Modification of osteoarthritis by pulsed electromagnetic field – a morphological study

Abstract

Objective: Hartley guinea pigs spontaneously develop arthritis that bears morphological, biochemical, and immunohistochemical similarities to human osteoarthritis. It is characterized by the appearance of superficial fibrillation by 12 months of age and severe cartilage lesions and eburnation by 18 months of age. This study examines the effect of treatment with a pulsed electromagnetic field (PEMF) upon the morphological progression of osteoarthritis in this animal model.

Design: Hartley guinea pigs were exposed to a specific PEMF for 1 h/day for 6 months, beginning at 12 months of age. Control animals were treated identically, but without PEMF exposure. Tibial articular cartilage was examined with histological/histochemical grading of the severity of arthritis, by immunohistochemistry for cartilage neoepitopes, 3B3(−) and BC-13, reflecting enzymatic cleavage of aggrecan, and by immunoreactivity to collagenase (MMP-13) and stromelysin (MMP-3). Immunoreactivity to TGFβ, interleukin (IL)-1β, and IL receptor antagonist protein (IRAP) antibodies was examined to suggest possible mechanisms of PEMF activity.

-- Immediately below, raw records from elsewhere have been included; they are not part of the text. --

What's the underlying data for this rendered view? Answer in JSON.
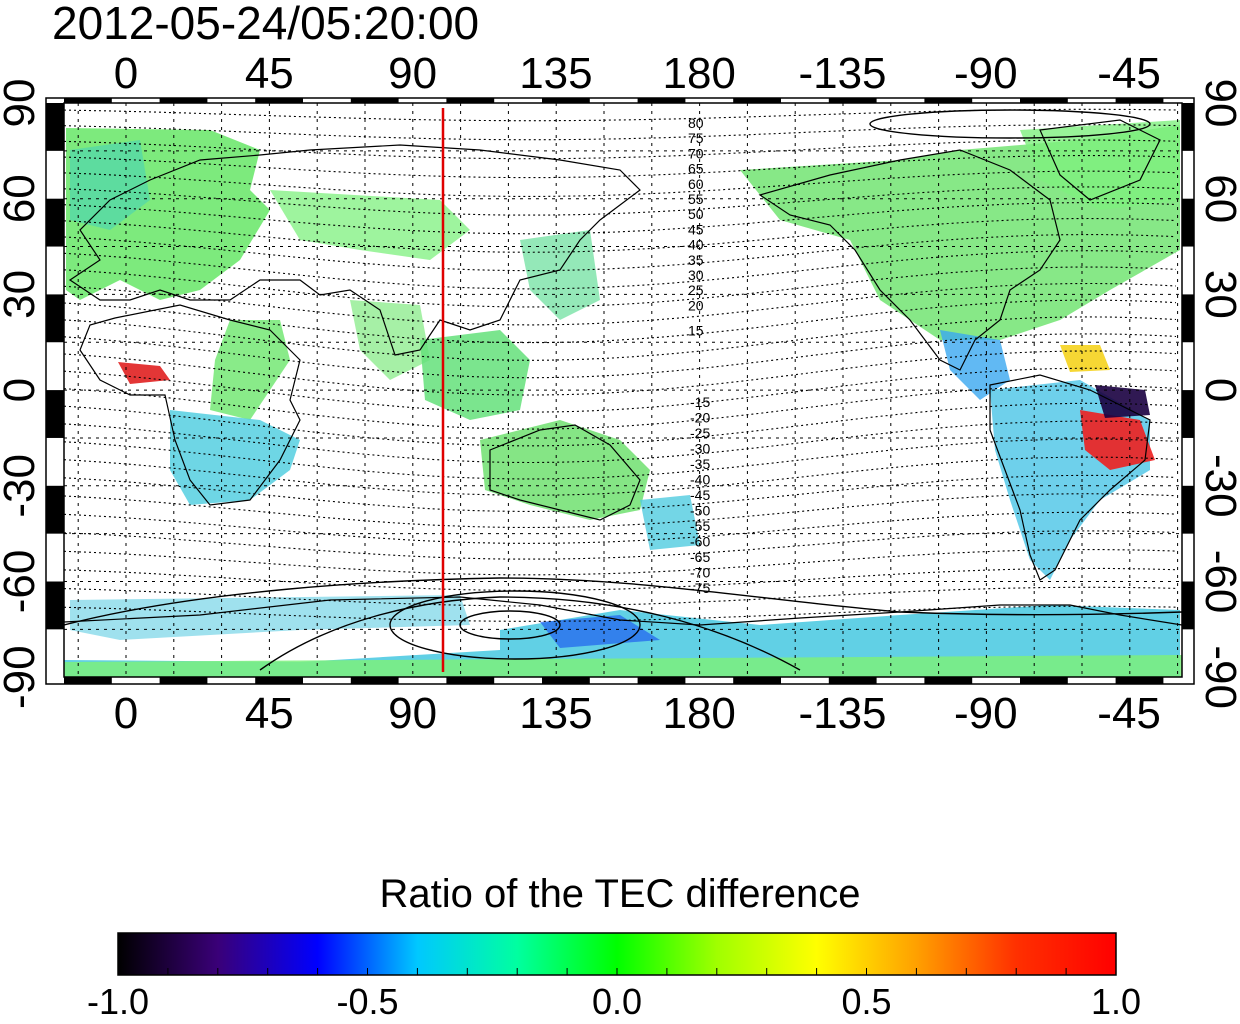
{
  "title": "2012-05-24/05:20:00",
  "colorbar": {
    "title": "Ratio of the TEC difference",
    "ticks": [
      "-1.0",
      "-0.5",
      "0.0",
      "0.5",
      "1.0"
    ],
    "colors": [
      "#000000",
      "#3a0078",
      "#0000ff",
      "#00c8ff",
      "#00ffa0",
      "#00ff00",
      "#a0ff00",
      "#ffff00",
      "#ffa000",
      "#ff3000",
      "#ff0000"
    ]
  },
  "map": {
    "x_ticks_top": [
      "0",
      "45",
      "90",
      "135",
      "180",
      "-135",
      "-90",
      "-45"
    ],
    "x_ticks_bottom": [
      "0",
      "45",
      "90",
      "135",
      "180",
      "-135",
      "-90",
      "-45"
    ],
    "y_ticks_left": [
      "90",
      "60",
      "30",
      "0",
      "-30",
      "-60",
      "-90"
    ],
    "y_ticks_right": [
      "90",
      "60",
      "30",
      "0",
      "-30",
      "-60",
      "-90"
    ],
    "contour_labels_north": [
      "80",
      "75",
      "70",
      "65",
      "60",
      "55",
      "50",
      "45",
      "40",
      "35",
      "30",
      "25",
      "20",
      "15"
    ],
    "contour_labels_south": [
      "-15",
      "-20",
      "-25",
      "-30",
      "-35",
      "-40",
      "-45",
      "-50",
      "-55",
      "-60",
      "-65",
      "-70",
      "-75"
    ],
    "meridian_line_color": "#e00000",
    "meridian_longitude": 102
  }
}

Results: PEMF treatment preserves the morphology of articular cartilage and retards the development of osteoarthritic lesions. This observation is supported by a reduction in the cartilage neoepitopes, 3B3(−) and BC-13, and suppression of the matrix-degrading enzymes, collagenase and stromelysin. Cells immunopositive to IL-1 are decreased in number, while IRAP-positive cells are increased in response to treatment. PEMF treatment markedly increases the number of cells immunopositive to TGFβ.

Conclusions: Treatment with PEMF appears to be disease-modifying in this model of osteoarthritis. Since TGFβ is believed to upregulate gene expression for aggrecan, downregulate matrix metalloprotease and IL-1 activity, and upregulate inhibitors of matrix metalloprotease, the stimulation of TGFβ may be a mechanism through which PEMF favorably affects cartilage homeostasis.

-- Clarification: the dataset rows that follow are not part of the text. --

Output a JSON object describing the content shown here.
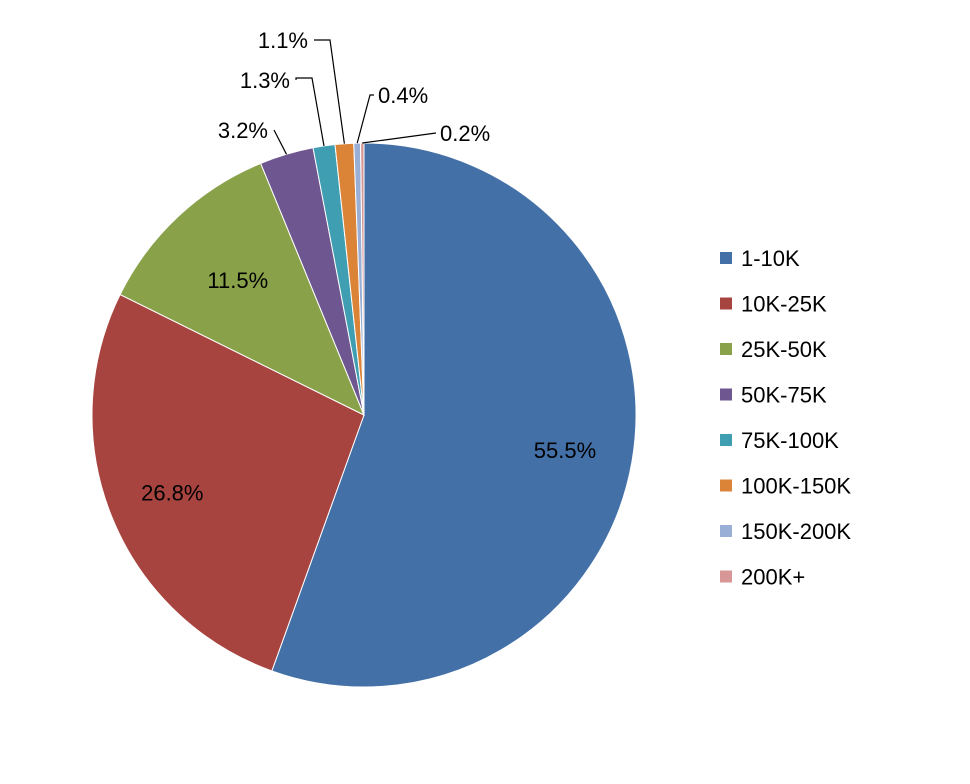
{
  "chart_data": {
    "type": "pie",
    "title": "",
    "start_angle_deg": 0,
    "direction": "clockwise",
    "legend_position": "right",
    "slices": [
      {
        "name": "1-10K",
        "value": 55.5,
        "label": "55.5%",
        "color": "#4470A8"
      },
      {
        "name": "10K-25K",
        "value": 26.8,
        "label": "26.8%",
        "color": "#A8443F"
      },
      {
        "name": "25K-50K",
        "value": 11.5,
        "label": "11.5%",
        "color": "#89A24A"
      },
      {
        "name": "50K-75K",
        "value": 3.2,
        "label": "3.2%",
        "color": "#6E5690"
      },
      {
        "name": "75K-100K",
        "value": 1.3,
        "label": "1.3%",
        "color": "#3F9EB2"
      },
      {
        "name": "100K-150K",
        "value": 1.1,
        "label": "1.1%",
        "color": "#DB8438"
      },
      {
        "name": "150K-200K",
        "value": 0.4,
        "label": "0.4%",
        "color": "#9AAFD6"
      },
      {
        "name": "200K+",
        "value": 0.2,
        "label": "0.2%",
        "color": "#D69796"
      }
    ]
  }
}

Proteoglycan synthesis in bovine articular cartilage explants exposed to different low-frequency low-energy pulsed electromagnetic fields

Abstract

Objective: To investigate the role of pulsed electromagnetic field (PEMF) exposure parameters (exposure length, magnetic field peak amplitude, pulse frequency) in the regulation of proteoglycan (PG) synthesis of bovine articular cartilage explants.

Methods: Bovine articular cartilage explants were exposed to a PEMF (75 Hz; 2 mT) for different time periods: 1, 4, 9, 24 h. Then, cartilage explants were exposed for 24 h to PEMFs of different magnetic field peak amplitudes (0.5, 1, 1.5, 2 mT) and different frequencies (2, 37, 75, 110 Hz). PG synthesis of control and exposed explants was determined by Na2-35SO4 incorporation.

Results: PEMF exposure significantly increased PG synthesis ranging from 12% at 4 h to 17% at 24 h of exposure. At all the magnetic field peak amplitude values, a significant PG synthesis increase was measured in PEMF-exposed explants compared to controls, with maximal effect at 1.5 mT. No effect of pulse frequency was observed on PG synthesis stimulation.

Conclusions: The results of this study show the range of exposure length, PEMF amplitude, pulse frequency which can stimulate cartilage PG synthesis, and suggest optimal exposure parameters which may be useful for cartilage repair in in vivo experiments and clinical application.